After applying the change, we have mostly the same names, though with a slightly different ordering near the top of the list and a few new players. One thing that is noticeable is that there are only two pitching prospects here in the top 25. This is roughly inline with what the original top 100 list, but it’s good to note that pitchers have a relatively riskier profile due to the injury risk, and therefore is hard to rank a pitching prospect highly.

To wrap up, Kelly bet sizing favors players that have a low risk of busting, which results in prospects that are “safer” to be rated higher than the toolsier players with higher risk of not making the major leagues. In fact, there is a 1-1 correspondence between bust percentage and Kelly size. This is why Torkelson was the #1 prospect; he has the lowest chance of being a bust. There are some implications here for farm system building. One is that it is important to have significant amounts of depth in a farm system. It is not a guarantee that both Adley and Grayson Rodriguez are All-Stars, and in fact it is unlikely. Relying on the best possible outcome happening is not a sustainable way to build a team.

From a draft standpoint, it makes sense to allocate most of the draft pool to players with a low chance of busting. One reason why Nick Madrigal is a great draft pick even though he may not have the best career is that he had a low chance of busting given that his hit tool was so strong.

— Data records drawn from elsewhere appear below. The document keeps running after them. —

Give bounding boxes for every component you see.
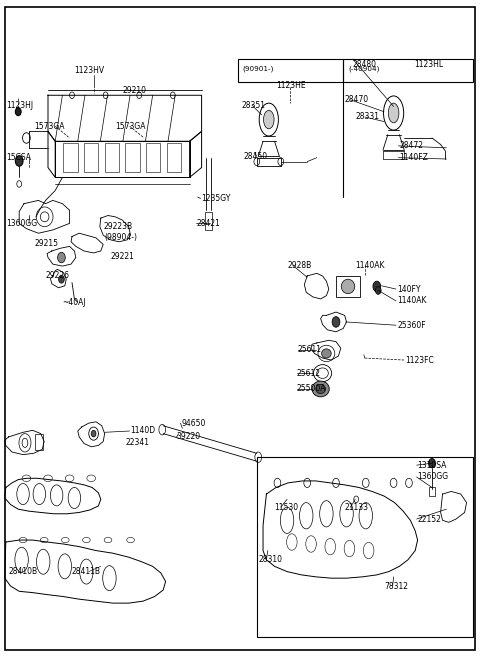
Text: 1573GA: 1573GA [35, 122, 65, 131]
Bar [257, 457, 473, 637]
Text: 1123HE: 1123HE [276, 81, 306, 90]
Circle shape [332, 317, 340, 327]
Text: 25611: 25611 [298, 345, 322, 354]
Text: 1123HL: 1123HL [414, 60, 443, 69]
Circle shape [375, 286, 381, 294]
Bar [205, 212, 212, 230]
Text: (-40904): (-40904) [348, 66, 379, 72]
Text: 1140AK: 1140AK [397, 296, 427, 306]
Text: 1123FC: 1123FC [406, 355, 434, 365]
Bar [63, 143, 78, 172]
Circle shape [429, 459, 435, 468]
Text: 1235GY: 1235GY [202, 194, 231, 203]
Circle shape [373, 281, 381, 292]
Text: 1123HV: 1123HV [74, 66, 105, 76]
Text: 28421: 28421 [197, 219, 221, 228]
Ellipse shape [264, 110, 274, 129]
Text: 140FY: 140FY [397, 284, 421, 294]
Circle shape [15, 108, 21, 116]
Text: 28351: 28351 [242, 101, 266, 110]
Bar [84, 143, 98, 172]
Text: 28411B: 28411B [71, 567, 100, 576]
Circle shape [59, 275, 64, 283]
Text: 2928B: 2928B [288, 261, 312, 270]
Text: 1360GG: 1360GG [418, 472, 449, 482]
Text: 15CSA: 15CSA [6, 153, 31, 162]
Text: 1140D: 1140D [131, 426, 156, 436]
Ellipse shape [322, 349, 331, 358]
Text: 28472: 28472 [399, 141, 423, 150]
Ellipse shape [388, 103, 399, 123]
Text: 25360F: 25360F [397, 321, 426, 330]
Text: 28331: 28331 [355, 112, 379, 122]
Text: 29226: 29226 [46, 271, 70, 281]
Text: 28450: 28450 [244, 152, 268, 161]
Text: (98904-): (98904-) [105, 233, 138, 242]
Text: 25500A: 25500A [297, 384, 326, 394]
Text: 22152: 22152 [418, 514, 442, 524]
Text: 1360GG: 1360GG [6, 219, 37, 228]
Text: 21133: 21133 [345, 503, 369, 512]
Text: 29223B: 29223B [103, 222, 132, 231]
Ellipse shape [312, 381, 329, 397]
Text: 94650: 94650 [181, 419, 206, 428]
Ellipse shape [341, 279, 355, 294]
Ellipse shape [316, 384, 325, 394]
Circle shape [91, 430, 96, 437]
Text: 29221: 29221 [110, 252, 134, 261]
Text: 25612: 25612 [297, 369, 321, 378]
Text: 1140AK: 1140AK [355, 261, 384, 270]
Bar [146, 143, 160, 172]
Text: ~40AJ: ~40AJ [62, 298, 86, 307]
Text: 11530: 11530 [275, 503, 299, 512]
Circle shape [58, 252, 65, 263]
Text: 1123HJ: 1123HJ [6, 101, 33, 110]
Text: 78312: 78312 [384, 581, 408, 591]
Text: 1573GA: 1573GA [115, 122, 146, 131]
Text: 28470: 28470 [345, 95, 369, 104]
Text: 28410B: 28410B [9, 567, 38, 576]
Text: 29210: 29210 [122, 85, 146, 95]
Bar [35, 434, 43, 450]
Text: 1140FZ: 1140FZ [399, 153, 428, 162]
Bar [105, 143, 119, 172]
Circle shape [15, 156, 23, 166]
Text: (90901-): (90901-) [242, 66, 274, 72]
Bar [125, 143, 140, 172]
Text: 1310SA: 1310SA [418, 461, 447, 470]
Text: 39220: 39220 [177, 432, 201, 442]
Bar [167, 143, 181, 172]
Bar [429, 487, 435, 496]
Text: 22341: 22341 [126, 438, 150, 447]
Text: 28480: 28480 [353, 60, 377, 69]
Bar [336, 276, 360, 297]
Bar [238, 59, 343, 82]
Bar [343, 59, 473, 82]
Text: 28310: 28310 [258, 555, 282, 564]
Text: 29215: 29215 [35, 238, 59, 248]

His best case scenario is not as valuable as others, but that’s ok because we are getting a quality major leaguer for little money. This isn’t to say that drafting high schoolers or high risk players should not happen. In fact, an advantage a team with good coordination between the draft department and player development may have over another team that just uses analytics is that they will be able to identify high schoolers who may be risky from a model standpoint, but have traits that PD thinks they develop well, and thus have a lower risk than what the model says, which makes them more valuable.